STEPHEN MALLON: NEXT STOP ATLANTIC
July 29 - September 25, 2011
Opening Reception: Friday, July 29, 6 pm - 8 pm
Closing Reception: Friday, September 23, 6 pm - 8 pm

The industrial landscape has held a life-long attraction for photographer Stephen Mallon. Seeking what he calls “a surreal beauty” in its machinery and sites, he creates powerful images and captures some extraordinary moments. Mallon also has a special interest in reclamation projects that salvage, rebuild or repurpose the products of industry. These twin impulses led him to spend three years documenting the New York City Metropolitan Transit Authority’s recycling program that builds artificial underwater reefs from decommissioned subway cars. Next Stop Atlantic tracks the final journey of these cars as they travel toward their last stop, the Atlantic Ocean.

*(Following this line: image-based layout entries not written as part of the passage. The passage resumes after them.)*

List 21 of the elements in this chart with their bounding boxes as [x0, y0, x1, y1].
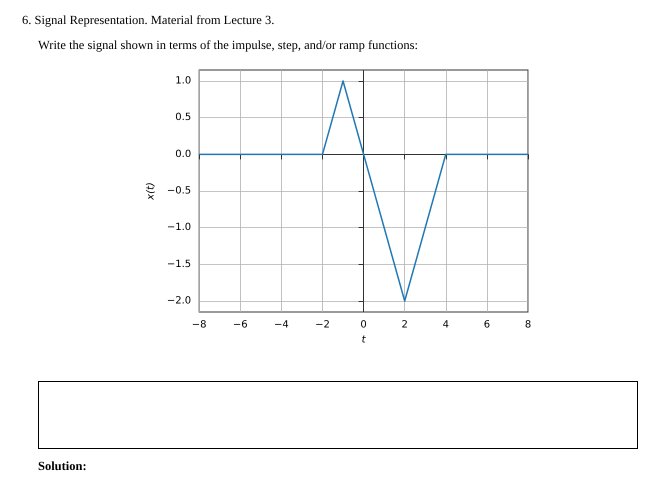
y-tick-label: −2.0	[166, 296, 192, 306]
y-tick-label: 0.5	[175, 112, 192, 124]
x-tick-label: −4	[274, 320, 289, 330]
y-axis-title: x(t)	[146, 182, 156, 201]
chart-title: 6. Signal Representation. Material from Lecture 3.	[22, 13, 274, 28]
x-tick-label: 6	[484, 320, 490, 330]
x-tick-label: −2	[315, 320, 330, 330]
x-tick-label: −6	[232, 320, 248, 330]
x-tick-label: 4	[442, 320, 449, 330]
chart-subtitle: Write the signal shown in terms of the impulse, step, and/or ramp functions:	[38, 38, 418, 53]
x-axis-title: t	[362, 334, 367, 346]
x-tick-label: 8	[524, 320, 532, 330]
y-tick-label: −1.5	[166, 258, 192, 270]
y-tick-label: 0.0	[175, 148, 192, 160]
x-tick-label: 0	[360, 320, 367, 330]
y-tick-label: −0.5	[166, 186, 192, 196]
y-tick-label: −1.0	[166, 222, 192, 234]
x-tick-label: 2	[402, 320, 408, 330]
text: Solution:	[38, 459, 87, 474]
y-tick-label: 1.0	[175, 76, 192, 86]
x-tick-label: −8	[192, 320, 207, 330]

This photographic series dramatically depicts the moments before, during, and after the cars are dropped into the ocean to create a new home for undersea life. Mallon shows us the subway cars in a transitional stage between their former and future lives, before their transformation from active to passive is complete. He offers two kinds of images: cars at rest—stripped, stockpiled, and seemingly at the end of the line—and cars put back in motion as they are dropped off the barges. The poignancy of the images may result from the displacement of the trains—they are quite literally out of their element. There is a poetic, even elegiac quality to many of these photographs. Virginia Placement, which freezes the moment just before a car hits the water, suggests a burial at sea. In images like Sink and Settling we witness the instant before the ocean swallows the cars whole. The American flag on the side of the sinking train in Pool is a stunning reminder of Nature’s ultimate power over Man.

It is almost possible to hear the sounds implicit in these photographs—the clanking of steel, the large “splash” and then the final, eerie silence. The rapid motion, dynamism and often overpowering noises associated with working subway cars are distant memories. The future of these trains will be quiet and stationary; the only movement they experience will be the water’s currents and the darting fish. They are a perfect symbol of the surreal beauty Mallon seeks.